Matteri R K, Stanczyk F Z, Cassidenti D L, Paulson R J, Lobo R A
Department of Obstetrics and Gynecology, University of Southern California School of Medicine, Los Angeles 90033.
J Clin Endocrinol Metab. 1992 Sep;75(3):768-72. doi: 10.1210/jcem.75.3.1387653.

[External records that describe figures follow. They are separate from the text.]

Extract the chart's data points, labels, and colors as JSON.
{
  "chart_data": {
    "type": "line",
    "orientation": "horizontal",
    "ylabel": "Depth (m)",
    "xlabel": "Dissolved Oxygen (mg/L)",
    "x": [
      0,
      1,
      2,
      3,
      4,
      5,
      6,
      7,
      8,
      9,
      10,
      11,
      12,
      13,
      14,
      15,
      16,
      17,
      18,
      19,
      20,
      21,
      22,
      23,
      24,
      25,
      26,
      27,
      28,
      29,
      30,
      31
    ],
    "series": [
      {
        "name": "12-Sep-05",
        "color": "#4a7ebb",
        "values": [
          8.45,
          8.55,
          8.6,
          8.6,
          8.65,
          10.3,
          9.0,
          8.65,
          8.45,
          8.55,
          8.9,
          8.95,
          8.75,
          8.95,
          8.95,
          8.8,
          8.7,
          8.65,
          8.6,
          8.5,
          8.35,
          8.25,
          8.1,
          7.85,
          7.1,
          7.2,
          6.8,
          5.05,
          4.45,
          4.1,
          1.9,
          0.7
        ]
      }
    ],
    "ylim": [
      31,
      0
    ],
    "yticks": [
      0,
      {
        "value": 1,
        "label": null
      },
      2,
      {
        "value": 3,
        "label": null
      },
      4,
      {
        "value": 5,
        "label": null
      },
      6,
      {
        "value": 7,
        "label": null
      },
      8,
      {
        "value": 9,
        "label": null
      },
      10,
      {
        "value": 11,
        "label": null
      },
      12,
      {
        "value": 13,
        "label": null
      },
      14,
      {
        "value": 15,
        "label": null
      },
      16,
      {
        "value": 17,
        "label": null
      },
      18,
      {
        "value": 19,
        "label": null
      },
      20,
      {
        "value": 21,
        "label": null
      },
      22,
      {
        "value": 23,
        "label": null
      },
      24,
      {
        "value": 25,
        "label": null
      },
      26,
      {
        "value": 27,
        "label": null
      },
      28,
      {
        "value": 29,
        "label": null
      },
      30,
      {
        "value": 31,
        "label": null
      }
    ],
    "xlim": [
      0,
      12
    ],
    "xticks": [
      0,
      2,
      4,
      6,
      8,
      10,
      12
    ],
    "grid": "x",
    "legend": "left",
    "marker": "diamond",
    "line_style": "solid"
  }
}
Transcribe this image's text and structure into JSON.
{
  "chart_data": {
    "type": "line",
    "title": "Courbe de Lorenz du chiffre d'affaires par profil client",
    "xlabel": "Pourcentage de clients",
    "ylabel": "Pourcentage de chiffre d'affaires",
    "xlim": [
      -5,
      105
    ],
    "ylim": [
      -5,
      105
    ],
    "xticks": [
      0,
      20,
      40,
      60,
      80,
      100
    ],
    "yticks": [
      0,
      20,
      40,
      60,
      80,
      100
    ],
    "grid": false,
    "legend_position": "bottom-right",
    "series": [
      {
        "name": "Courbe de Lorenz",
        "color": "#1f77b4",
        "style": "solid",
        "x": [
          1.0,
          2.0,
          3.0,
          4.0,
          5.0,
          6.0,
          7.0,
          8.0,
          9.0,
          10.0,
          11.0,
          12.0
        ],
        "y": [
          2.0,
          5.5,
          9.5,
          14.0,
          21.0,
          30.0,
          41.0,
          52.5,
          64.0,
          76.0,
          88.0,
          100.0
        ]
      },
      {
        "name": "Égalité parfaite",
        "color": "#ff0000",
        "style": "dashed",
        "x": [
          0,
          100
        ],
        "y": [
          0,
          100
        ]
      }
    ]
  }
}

While serum markers of peripheral androgen metabolism, such as 5 alpha-androstane-3 alpha, 17 beta-diol glucuronide (3 alpha-diolG) and androsterone glucuronide (AoG), have been highly correlated with adrenal androgen production, the relative ovarian contribution to the pool of various C19 conjugates has not been fully investigated. Our hypothesis was that whereas the ovary may not produce C19 conjugates directly, ovarian androgens, such as testosterone (T) and androstenedione (A), may be used as substrate for peripheral production of these conjugates. To determine whether the ovary contributes directly to the pool of C19 conjugates, blood was obtained from the ovarian and peripheral veins of eight normal women (NW) at hysterectomy. To assess the indirect ovarian contribution to C19 conjugate production, the effect of ovarian suppression and stimulation on circulating 3 alpha-diol and Ao conjugate levels was examined in 10 NW and 10 anovulatory nonhirsute patients with PCO (NH-PCO). Ovarian suppression was carried out with leuprolide acetate (1 mg, sc) daily until the serum estradiol level was 30 pg/mL and was continued thereafter during ovarian stimulation with im human menopausal gonadotropin or FSH. Blood samples were taken before, during, and after GnRH agonist suppression and just before hCG stimulation. Both unconjugated and conjugated androgens were quantified in serum by specific RIAs. No peripheral-ovarian gradients were found for 3 alpha-diol or Ao sulfates (3 alpha-diolS or AoS) or glucuronides. In the NH-PCO group, both T and A levels were elevated, and they were suppressed significantly to levels similar those in NW. With stimulation, T and A levels rose significantly to higher levels than those observed in NW. Both AoS and 3 alpha-diolS, but not AoG and 3 alpha-diolG, decreased significantly with agonist suppression in the two groups; the decrease in levels of AoS and T correlated significantly in the NH-PCO group. With stimulation, the Ao and 3 alpha-diol conjugate levels increased significantly in NH-PCO and were most marked for Ao S and 3 alpha-diol S, which were previously suppressed; the increase in AoG and A correlated highly. Our data suggest that while there is no evidence for the direct ovarian production of C19 conjugates, these markers of peripheral androgen action are influenced by precursors from the ovary, principally A and T.
虽然外周雄激素代谢的血清标志物,如5α-雄甾烷-3α,17β-二醇葡萄糖醛酸苷(3α-二醇G)和雄酮葡萄糖醛酸苷(AoG),与肾上腺雄激素的产生高度相关,但卵巢对各种C19共轭物池的相对贡献尚未得到充分研究。我们的假设是,虽然卵巢可能不直接产生C19共轭物,但卵巢雄激素,如睾酮(T)和雄烯二酮(A),可能用作这些共轭物外周产生的底物。为了确定卵巢是否直接对C19共轭物池有贡献,在子宫切除术中从8名正常女性(NW)的卵巢静脉和外周静脉采集血液。为了评估卵巢对C19共轭物产生的间接贡献,在10名NW和10名患有多囊卵巢综合征的无排卵非多毛患者(NH-PCO)中检查了卵巢抑制和刺激对循环3α-二醇和Ao共轭物水平的影响。每天用醋酸亮丙瑞林(1mg,皮下注射)进行卵巢抑制,直到血清雌二醇水平为30pg/mL,此后在用人绝经期促性腺激素或FSH进行卵巢刺激期间继续进行。在GnRH激动剂抑制前、抑制期间和抑制后以及hCG刺激前采集血样。通过特异性放射免疫分析法对血清中未结合和结合的雄激素进行定量。未发现3α-二醇或Ao硫酸盐(3α-二醇S或AoS)或葡萄糖醛酸苷存在外周-卵巢梯度。在NH-PCO组中,T和A水平均升高,并且它们被显著抑制至与NW组相似的水平。在刺激下,T和A水平显著升高至高于NW组观察到的水平。两组中,AoS和3α-二醇S(而非AoG和3α-二醇G)在激动剂抑制后显著降低;在NH-PCO组中,AoS和T水平的降低显著相关。在刺激下,NH-PCO组中Ao和3α-二醇共轭物水平显著升高,对于先前被抑制的AoS和3α-二醇S最为明显;AoG和A的升高高度相关。我们的数据表明,虽然没有证据表明卵巢直接产生C19共轭物,但这些外周雄激素作用的标志物受来自卵巢的前体物质(主要是A和T)的影响。